O jornalista comprovou um estudo de 1997 da Universidade da Califórnia do Sul, que afirmava que o ser humano mente, em média, 200 vezes ao dia. “A questão não é deixar ou não de mentir, mas sim de quantas mentiras precisamos”, diz Schmieder, que reuniu as experiências no livro Sincero (Record), lançamento no Brasil. Para ele, precisamos de 50 mentiras diárias, aquelas diplomáticas, feitas para incentivar as pessoas ou não ferir alguém, como quando se diz a um péssimo aluno de matemática que ele irá bem no teste de cálculo. Já as mentiras que contamos a nós mesmos para nos livrar de responsabilidades ou nos sentirmos superiores a outros devem ser descartadas. A longo prazo, diz Schmieder, elas fazem você tão solitário quanto quem só fala a verdade. Leia entrevista com o autor:
Qual foi a parte mais difícil no projeto?

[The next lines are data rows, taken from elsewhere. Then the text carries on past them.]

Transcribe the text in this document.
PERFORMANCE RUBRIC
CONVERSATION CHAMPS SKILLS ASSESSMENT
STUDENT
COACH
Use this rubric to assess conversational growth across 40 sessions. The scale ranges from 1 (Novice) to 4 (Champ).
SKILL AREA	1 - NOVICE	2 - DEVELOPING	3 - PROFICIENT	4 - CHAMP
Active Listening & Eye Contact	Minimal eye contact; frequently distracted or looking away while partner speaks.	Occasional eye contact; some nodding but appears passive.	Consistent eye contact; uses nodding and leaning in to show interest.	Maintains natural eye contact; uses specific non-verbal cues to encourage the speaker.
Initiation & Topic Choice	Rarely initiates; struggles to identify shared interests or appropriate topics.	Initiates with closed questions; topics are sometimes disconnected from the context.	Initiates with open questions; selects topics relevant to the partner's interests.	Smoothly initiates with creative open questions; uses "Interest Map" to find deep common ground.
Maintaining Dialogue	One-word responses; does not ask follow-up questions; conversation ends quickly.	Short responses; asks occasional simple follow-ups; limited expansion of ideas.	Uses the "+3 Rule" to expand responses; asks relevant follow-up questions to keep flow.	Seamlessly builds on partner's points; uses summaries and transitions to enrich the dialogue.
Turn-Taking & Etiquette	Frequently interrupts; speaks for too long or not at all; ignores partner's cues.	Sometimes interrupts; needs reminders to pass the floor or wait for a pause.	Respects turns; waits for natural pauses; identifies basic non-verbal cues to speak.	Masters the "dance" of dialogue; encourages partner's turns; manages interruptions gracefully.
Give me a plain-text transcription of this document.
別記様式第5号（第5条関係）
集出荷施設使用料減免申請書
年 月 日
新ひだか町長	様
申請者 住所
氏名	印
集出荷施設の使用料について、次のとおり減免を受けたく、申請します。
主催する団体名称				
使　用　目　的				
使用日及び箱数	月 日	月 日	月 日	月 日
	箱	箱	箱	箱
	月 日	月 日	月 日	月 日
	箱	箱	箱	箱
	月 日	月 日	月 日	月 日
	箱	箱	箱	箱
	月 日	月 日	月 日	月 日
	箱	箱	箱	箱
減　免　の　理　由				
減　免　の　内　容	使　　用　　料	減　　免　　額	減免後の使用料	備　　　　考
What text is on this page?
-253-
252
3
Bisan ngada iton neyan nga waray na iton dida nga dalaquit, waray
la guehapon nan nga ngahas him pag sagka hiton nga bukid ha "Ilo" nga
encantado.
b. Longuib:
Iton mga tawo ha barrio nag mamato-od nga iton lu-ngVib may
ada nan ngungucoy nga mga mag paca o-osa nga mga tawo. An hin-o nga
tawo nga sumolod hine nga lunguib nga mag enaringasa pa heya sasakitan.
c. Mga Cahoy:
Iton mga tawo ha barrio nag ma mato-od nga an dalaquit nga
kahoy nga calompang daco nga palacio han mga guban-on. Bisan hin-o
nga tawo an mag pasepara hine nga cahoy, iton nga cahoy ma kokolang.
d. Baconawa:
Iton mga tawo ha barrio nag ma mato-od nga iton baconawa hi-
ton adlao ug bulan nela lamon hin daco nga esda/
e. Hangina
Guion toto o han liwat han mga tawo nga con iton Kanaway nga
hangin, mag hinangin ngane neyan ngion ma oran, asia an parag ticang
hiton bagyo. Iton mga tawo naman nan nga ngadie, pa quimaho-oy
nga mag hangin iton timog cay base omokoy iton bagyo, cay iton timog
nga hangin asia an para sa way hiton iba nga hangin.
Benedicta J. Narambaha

A parte mais difícil foi ser honesto com minha mulher em cada aspecto da nossa vida diária. Quando ela veio até em casa do cabelereiro, por exemplo, eu disse: “Não gostei do seu corte de cabelo!” Coisas como essa machucaram-na e fizeram com que eu dormisse 7 noites no sofá durante o projeto. Mas minha esposa e eu aprendemos que, sendo muito sinceros, não queremos ferir um ao outro e sim ajudar um ao outro. Agora estamos sendo completamente honestos e dizemos tudo. Às vezes outras pessoas pensam que somos malucos porque somos muito honestos um com outro. Mas nós estamos mais felizes e eu posso aconselhar todos os casais: seja sincero. Isso pode ser difícil no começo, mas a longo prazo os ajudará muito.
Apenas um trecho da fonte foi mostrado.